The Committee of Nine, or presidents of the nine major canal companies in southern and eastern Idaho, met this week and were assured that water supply totals would be much better than in previous years.

In the recent past, Idaho has had to wrangle and tussle with water trades, rented water, and stream flow compromises to bring their crops to maturity.
 
During this week's meeting, state and federal water officials told rrigators it appears--at least in early March--that all reservoirs on the Snake River system will fill. In fact, water is already being let out of the large Palisades Reservoir on the Idaho/Wyoming line to allow for upstream inflow to avoid the possibility of flooding.

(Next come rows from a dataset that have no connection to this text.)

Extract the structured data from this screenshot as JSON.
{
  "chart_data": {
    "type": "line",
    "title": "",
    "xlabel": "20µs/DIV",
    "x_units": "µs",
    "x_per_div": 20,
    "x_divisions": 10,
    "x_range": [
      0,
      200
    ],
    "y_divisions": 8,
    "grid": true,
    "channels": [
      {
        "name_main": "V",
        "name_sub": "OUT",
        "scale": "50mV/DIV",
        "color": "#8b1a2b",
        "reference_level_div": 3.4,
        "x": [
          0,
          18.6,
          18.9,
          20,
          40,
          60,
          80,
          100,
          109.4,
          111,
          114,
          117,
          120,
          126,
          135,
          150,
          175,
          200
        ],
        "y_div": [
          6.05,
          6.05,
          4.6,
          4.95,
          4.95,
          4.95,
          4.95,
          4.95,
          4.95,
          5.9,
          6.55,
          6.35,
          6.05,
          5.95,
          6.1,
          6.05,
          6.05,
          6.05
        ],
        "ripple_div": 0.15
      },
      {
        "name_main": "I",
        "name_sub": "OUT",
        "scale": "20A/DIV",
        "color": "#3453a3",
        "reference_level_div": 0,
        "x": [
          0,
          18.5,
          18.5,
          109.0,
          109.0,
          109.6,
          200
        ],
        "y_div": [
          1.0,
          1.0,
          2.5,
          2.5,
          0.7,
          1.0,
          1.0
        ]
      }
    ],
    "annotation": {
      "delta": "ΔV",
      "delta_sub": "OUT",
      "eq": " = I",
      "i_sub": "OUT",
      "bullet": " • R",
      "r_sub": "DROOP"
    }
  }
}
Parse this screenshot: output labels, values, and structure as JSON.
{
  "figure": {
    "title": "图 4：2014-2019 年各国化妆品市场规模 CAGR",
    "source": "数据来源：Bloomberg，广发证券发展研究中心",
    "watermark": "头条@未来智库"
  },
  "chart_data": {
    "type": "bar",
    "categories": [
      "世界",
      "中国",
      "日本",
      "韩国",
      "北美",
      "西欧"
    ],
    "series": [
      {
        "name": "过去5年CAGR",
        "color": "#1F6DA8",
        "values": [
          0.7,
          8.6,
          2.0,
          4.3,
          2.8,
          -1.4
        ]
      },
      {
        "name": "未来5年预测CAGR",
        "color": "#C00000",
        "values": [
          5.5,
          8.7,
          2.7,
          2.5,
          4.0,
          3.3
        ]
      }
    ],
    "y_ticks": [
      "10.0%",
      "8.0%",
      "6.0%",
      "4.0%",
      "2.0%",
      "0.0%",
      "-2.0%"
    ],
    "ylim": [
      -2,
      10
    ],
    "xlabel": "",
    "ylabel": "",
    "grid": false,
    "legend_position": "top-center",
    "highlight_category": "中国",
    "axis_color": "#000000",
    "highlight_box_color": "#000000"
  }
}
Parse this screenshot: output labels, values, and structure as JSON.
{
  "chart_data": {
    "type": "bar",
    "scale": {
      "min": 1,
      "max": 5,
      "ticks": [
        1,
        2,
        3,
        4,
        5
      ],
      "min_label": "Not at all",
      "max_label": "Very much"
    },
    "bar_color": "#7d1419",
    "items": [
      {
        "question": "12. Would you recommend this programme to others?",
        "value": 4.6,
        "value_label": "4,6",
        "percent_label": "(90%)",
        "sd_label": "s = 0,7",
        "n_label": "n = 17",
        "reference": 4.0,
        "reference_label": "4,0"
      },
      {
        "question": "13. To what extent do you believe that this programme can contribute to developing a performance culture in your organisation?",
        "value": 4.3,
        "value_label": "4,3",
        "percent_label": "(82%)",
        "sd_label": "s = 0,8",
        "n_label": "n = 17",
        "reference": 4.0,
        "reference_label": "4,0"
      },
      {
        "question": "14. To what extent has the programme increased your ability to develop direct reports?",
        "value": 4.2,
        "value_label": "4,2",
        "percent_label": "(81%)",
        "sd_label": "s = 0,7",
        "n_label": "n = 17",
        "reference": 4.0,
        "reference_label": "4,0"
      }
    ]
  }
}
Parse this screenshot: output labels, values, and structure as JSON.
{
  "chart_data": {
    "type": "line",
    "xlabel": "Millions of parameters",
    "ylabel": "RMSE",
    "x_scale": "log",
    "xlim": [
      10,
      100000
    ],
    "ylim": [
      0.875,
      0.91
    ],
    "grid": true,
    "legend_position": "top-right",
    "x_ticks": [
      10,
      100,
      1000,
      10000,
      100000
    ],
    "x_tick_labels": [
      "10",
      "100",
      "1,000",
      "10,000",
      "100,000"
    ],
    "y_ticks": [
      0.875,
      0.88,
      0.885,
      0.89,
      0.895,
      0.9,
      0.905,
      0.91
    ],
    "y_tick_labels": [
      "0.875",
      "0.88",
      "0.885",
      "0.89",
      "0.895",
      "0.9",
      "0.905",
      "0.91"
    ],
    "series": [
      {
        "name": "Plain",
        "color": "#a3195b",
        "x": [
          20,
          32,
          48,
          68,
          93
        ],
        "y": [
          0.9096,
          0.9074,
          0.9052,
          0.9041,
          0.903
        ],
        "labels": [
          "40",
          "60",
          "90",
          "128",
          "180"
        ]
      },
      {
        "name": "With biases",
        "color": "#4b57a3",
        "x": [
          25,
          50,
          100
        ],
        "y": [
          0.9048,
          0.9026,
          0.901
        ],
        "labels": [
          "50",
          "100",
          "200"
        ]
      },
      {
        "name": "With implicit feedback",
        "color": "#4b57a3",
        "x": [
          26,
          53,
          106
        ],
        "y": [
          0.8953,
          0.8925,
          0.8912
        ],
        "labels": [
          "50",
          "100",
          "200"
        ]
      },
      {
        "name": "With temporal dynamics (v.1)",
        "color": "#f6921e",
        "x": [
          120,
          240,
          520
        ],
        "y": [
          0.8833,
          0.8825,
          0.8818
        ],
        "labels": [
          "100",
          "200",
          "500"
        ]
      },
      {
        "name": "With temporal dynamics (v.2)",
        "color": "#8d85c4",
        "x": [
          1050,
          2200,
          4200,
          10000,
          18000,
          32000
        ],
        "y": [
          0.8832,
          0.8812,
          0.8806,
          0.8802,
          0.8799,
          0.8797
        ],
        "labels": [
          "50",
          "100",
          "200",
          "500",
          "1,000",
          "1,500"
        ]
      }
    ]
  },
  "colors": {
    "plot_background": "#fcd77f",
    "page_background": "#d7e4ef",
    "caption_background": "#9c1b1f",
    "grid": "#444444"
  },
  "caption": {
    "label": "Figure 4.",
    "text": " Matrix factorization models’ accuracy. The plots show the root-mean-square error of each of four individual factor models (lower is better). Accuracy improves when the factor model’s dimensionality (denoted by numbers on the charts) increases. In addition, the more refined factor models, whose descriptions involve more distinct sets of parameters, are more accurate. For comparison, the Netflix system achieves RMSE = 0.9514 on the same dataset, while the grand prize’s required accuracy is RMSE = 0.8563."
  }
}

The good news was welcomed and should rain and snow fall continue in the present trend lines, all spot-drought shortages should be eleviated this coming irrigation season.

Most snow basins in eastern Idaho are in the 90 percent-plus range of April 1 totals and some are over last year's totals to date.

Over the past drought years some irrigators have simply run out of water and have had to harvest what they got. In addition, one of the first water calls on Snake River water was made by Hagerman trout farms because water rights from spring flows were being sapped by upstream pumpers.

The committee is hopeful there will be ample water to recharge the Snake River aquifer. The aquifer has been described as the size of Lake Erie but drawdown has been great over the extended drought period.